View Source cure_lexer (cure v0.1.0)

Cure Programming Language - Lexer

The lexer module provides tokenization services for Cure source code, converting raw text into a structured stream of tokens for the parser. It supports all Cure language constructs including keywords, operators, literals, and comments.

Features

Position Tracking: Every token includes precise line and column information
String Interpolation: Support for #{expr} string interpolation syntax
Multi-character Operators: Recognition of operators like ->, |>, ::, etc.
Comprehensive Literals: Numbers, strings, atoms, and boolean values
Keywords: All Cure language keywords including FSM constructs
Error Recovery: Detailed error reporting with location information

Token Types

The lexer recognizes the following token categories:

Keywords: def, fsm, match, when, etc.
Identifiers: Variable and function names
Literals: Numbers, strings, atoms, booleans
Operators: +, ->, |>, ::, ==, etc.
Delimiters: (), [], {}, ,, ;, etc.
Comments: Line comments starting with #

String Interpolation

Supports string interpolation with #{expression} syntax:

"Hello #{name}!"  % Tokenized as interpolated string

Error Handling

All tokenization errors include precise location information:

{error, {Reason, Line, Column}}

Summary

Functions

scan/1

token_type/1

Extract the type from a token record.

tokenize(Source)

Tokenize a string of Cure source code into a list of tokens.

tokenize_file(Filename)

Tokenize a Cure source file.

Functions

scan/1

-spec scan(string() | binary()) -> {ok, [tuple()]} | {error, term()}.

token_type/1

-spec token_type(#token{type :: atom(), value :: term(), line :: integer(), column :: integer()}) ->
                    atom().

Extract the type from a token record.

This utility function extracts the token type, which is useful for pattern matching and categorizing tokens in the parser.

Arguments

Token - Token record to extract type from

Returns

Atom representing the token type (e.g., def, identifier, number)

Examples

Token = #token{type = identifier, value = <<"add">>, line = 1, column = 5},
token_type(Token).
% => identifier

KeywordToken = #token{type = def, value = def, line = 1, column = 1},
token_type(KeywordToken).
% => def

tokenize(Source)

-spec tokenize(binary()) ->
                  {ok,
                   [#token{type :: atom(), value :: term(), line :: integer(), column :: integer()}]} |
                  {error, term()}.

Tokenize a string of Cure source code into a list of tokens.

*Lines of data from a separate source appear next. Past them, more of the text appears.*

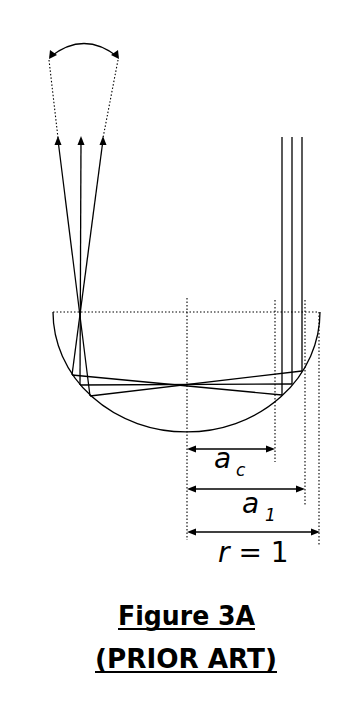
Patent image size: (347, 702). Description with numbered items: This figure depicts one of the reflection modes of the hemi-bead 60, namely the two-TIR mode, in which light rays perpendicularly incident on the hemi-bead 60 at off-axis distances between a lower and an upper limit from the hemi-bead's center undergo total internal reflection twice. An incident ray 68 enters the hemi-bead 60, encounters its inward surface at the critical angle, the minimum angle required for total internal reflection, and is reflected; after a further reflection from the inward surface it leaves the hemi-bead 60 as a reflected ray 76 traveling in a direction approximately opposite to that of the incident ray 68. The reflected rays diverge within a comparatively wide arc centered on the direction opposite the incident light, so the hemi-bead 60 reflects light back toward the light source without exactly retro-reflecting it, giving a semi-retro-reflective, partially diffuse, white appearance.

The hemi-bead 60 is at (122, 422).
The incident ray 68 is at (293, 136).
The reflected ray 76 is at (82, 137).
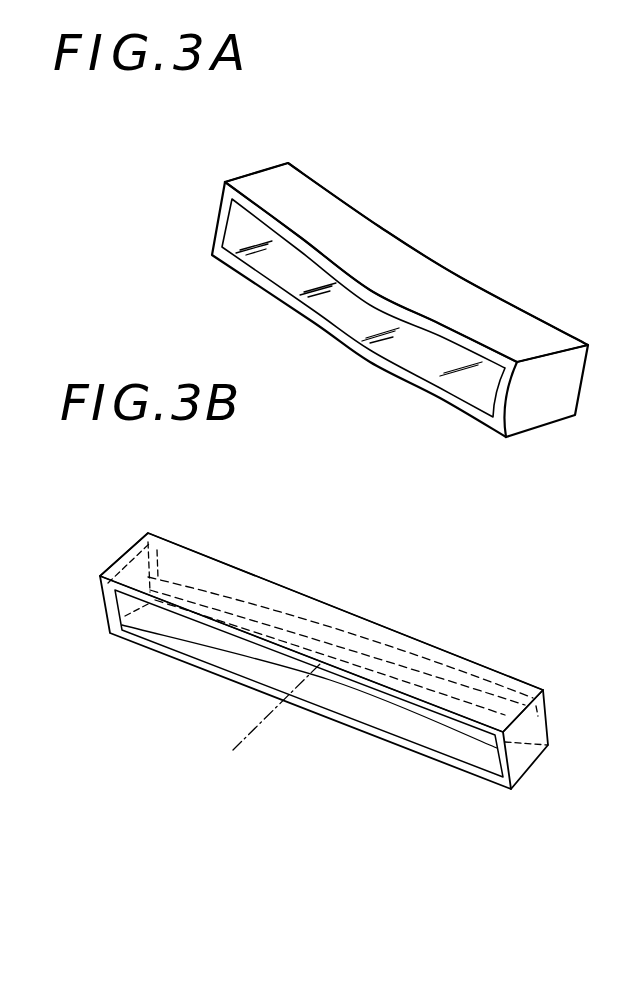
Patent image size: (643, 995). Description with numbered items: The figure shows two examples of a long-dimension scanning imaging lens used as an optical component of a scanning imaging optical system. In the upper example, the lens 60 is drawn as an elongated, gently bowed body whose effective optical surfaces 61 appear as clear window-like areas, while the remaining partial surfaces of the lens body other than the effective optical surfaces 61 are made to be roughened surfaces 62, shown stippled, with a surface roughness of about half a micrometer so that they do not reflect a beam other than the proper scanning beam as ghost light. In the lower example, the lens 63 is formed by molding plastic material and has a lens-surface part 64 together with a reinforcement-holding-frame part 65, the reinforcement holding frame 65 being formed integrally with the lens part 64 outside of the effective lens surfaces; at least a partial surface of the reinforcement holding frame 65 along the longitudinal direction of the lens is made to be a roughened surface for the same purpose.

In FIG. 3A, the lens 60 is at (497, 285).
In FIG. 3A, the effective optical surfaces 61 is at (335, 302).
In FIG. 3A, the roughened surfaces 62 is at (376, 238).
In FIG. 3B, the lens 63 is at (365, 603).
In FIG. 3B, the lens-surface part 64 is at (163, 622).
In FIG. 3B, the reinforcement-holding-frame part 65 is at (178, 553).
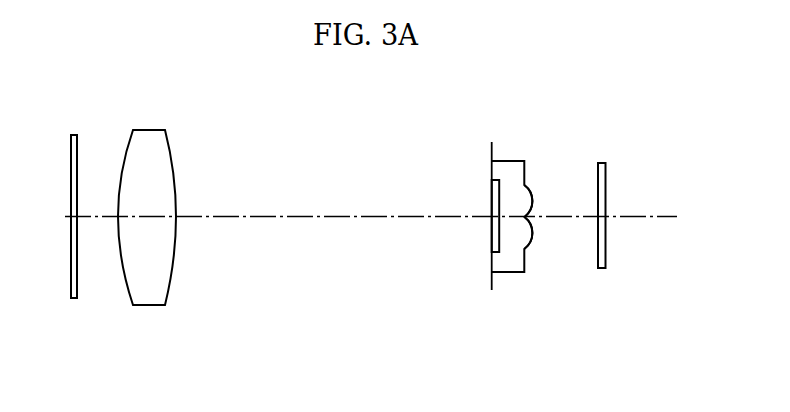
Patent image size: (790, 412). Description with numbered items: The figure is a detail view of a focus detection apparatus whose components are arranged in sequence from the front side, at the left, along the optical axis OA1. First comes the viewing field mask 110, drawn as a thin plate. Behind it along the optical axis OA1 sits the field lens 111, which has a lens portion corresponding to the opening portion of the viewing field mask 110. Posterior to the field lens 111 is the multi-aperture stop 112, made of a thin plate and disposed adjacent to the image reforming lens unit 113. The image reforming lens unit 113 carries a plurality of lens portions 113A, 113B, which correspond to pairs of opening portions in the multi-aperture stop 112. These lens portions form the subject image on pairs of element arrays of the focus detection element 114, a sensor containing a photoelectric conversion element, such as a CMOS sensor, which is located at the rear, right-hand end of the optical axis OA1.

This is the main entry point for lexical analysis. It processes the entire input and returns a list of tokens with position information.

Arguments

Source - Binary containing Cure source code to tokenize

Returns

{ok, Tokens} - Successful tokenization with list of token records
{error, {Reason, Line, Column}} - Tokenization error with location
{error, {Error, Reason, Stack}} - Internal error with stack trace

Token Record

Each token is a record with fields:

type - Token type atom (e.g., identifier, number, def)
value - Token value (e.g., variable name, number value)
line - Line number (1-based)
column - Column number (1-based)

Examples

tokenize(<<"def add(x, y) = x + y">>).
% => {ok, [
%      #token{type=def, value=def, line=1, column=1},
%      #token{type=identifier, value= <<"add">>, line=1, column=5},
%      #token{type='(', value='(', line=1, column=8},
%      ...
%    ]}

tokenize(<<"invalid \xff character">>).
% => {error, {invalid_character, 1, 9}}

Error Types

invalid_character - Unrecognized character in input
unterminated_string - String literal without closing quote
invalid_number_format - Malformed numeric literal
unterminated_comment - Block comment without proper termination

tokenize_file(Filename)

-spec tokenize_file(string()) ->
                       {ok,
                        [#token{type :: atom(), value :: term(), line :: integer(), column :: integer()}]} |
                       {error, term()}.

Tokenize a Cure source file.

This is a convenience function that reads a file from disk and tokenizes its contents. It handles file I/O errors and passes the content to the main tokenization function.

Arguments

Filename - Path to the .cure source file to tokenize

Returns

{ok, Tokens} - Successful tokenization with list of token records
{error, {file_error, Reason}} - File I/O error
{error, {Reason, Line, Column}} - Tokenization error with location

Examples

tokenize_file("examples/hello.cure").
% => {ok, [#token{type=def, ...}, ...]}

tokenize_file("nonexistent.cure").
% => {error, {file_error, enoent}}